Yes, instead of trying to focus on hurting those that hurt her, like a typical revenge story might, she focuses on helping others who were wronged and exploited like herself. She didn't go about if perfectly, but she had so much compassion on those around her, and it was just SO fun to watch her use her brilliance (which she never really tapped into when she was married to Shen Yurong, I think) to win allies and, by triumphantly championing the downtrodden, revenging herself on her enemies.
Replying to Eleison Jul 27, 2024
No, it seems like the 2ML is a first class jerk (he's an ex who disappeared for 3 yrs with no explanation and…
I see, then that makes sense! One consolation for you: there will be no 2MLS in this. :)
Replying to Eleison Jul 27, 2024
Title The Double Spoiler
Hm. I see what you mean, this princess was dealt a terrible hand, if you will, but saying a "villain is made"…
Your response was so lovely! Thanks for responding so thoughtfully in return. I hope you know I wasn't trying to school you or scold you, because I see what you were trying to say, but it worries me that people are using the pain they suffered as excuses for their own damaging behavior, and I think it's a serious issue. I get so into things like this, and then I go on and on ๐Ÿ˜‚.

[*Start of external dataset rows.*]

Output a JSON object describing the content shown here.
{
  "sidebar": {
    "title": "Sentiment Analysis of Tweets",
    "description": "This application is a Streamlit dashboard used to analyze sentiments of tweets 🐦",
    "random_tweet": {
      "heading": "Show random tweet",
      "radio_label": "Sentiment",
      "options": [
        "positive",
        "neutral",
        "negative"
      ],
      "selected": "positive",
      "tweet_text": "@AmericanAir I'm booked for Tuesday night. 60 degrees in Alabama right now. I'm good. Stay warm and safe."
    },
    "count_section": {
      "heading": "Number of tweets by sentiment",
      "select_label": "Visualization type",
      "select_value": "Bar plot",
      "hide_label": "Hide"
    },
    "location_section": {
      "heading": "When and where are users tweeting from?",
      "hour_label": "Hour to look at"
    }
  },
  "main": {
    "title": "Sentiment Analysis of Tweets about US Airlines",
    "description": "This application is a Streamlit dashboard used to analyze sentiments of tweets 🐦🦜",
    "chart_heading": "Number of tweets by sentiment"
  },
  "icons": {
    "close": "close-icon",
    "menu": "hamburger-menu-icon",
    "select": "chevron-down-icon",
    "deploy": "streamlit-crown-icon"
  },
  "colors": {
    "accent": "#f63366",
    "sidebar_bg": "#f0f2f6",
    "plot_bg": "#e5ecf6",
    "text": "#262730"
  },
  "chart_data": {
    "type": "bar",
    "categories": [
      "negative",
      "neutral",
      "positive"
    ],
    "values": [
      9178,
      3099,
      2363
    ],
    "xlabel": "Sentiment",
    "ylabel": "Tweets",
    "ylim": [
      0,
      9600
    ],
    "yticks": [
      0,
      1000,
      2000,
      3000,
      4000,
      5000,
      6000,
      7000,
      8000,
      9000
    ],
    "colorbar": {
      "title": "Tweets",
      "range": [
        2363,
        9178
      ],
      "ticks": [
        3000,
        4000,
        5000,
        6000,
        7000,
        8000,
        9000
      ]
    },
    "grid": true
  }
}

Isn't it interesting that Wanning exploited Shen Yurong sexually, just like she was exploited sexually? I had a friend who fantasized about bashing in his dad's head with a golf club one day because he'd grown up being abused physically by him.

My friend didn't follow through, thank goodness, but he realized, horrified, that his hate towards his own father could very well turn him into the sort of person his dad was: a man who would get violent when angry and bitter, and hurt those closest to him in the process. It was learning to forgive his dad that changed his story (and stopped the cycle of abuse in his family). It wasn't a fast process. It took him time and being a part of a loving support system that helped him learn to forgive, but he now has freedom from his hate.

Now, I will admit, I don't think evil that we've experienced can be forgiven on our own. It's not really something we can accomplish by "trying" really hard at. My friend could only forgive his father once he experienced forgiveness from others for ways HE (my friend) had messed up. Because my friend had to realize that even though he was hurt in traumatic ways by his dad, he was far from an "innocent" himself.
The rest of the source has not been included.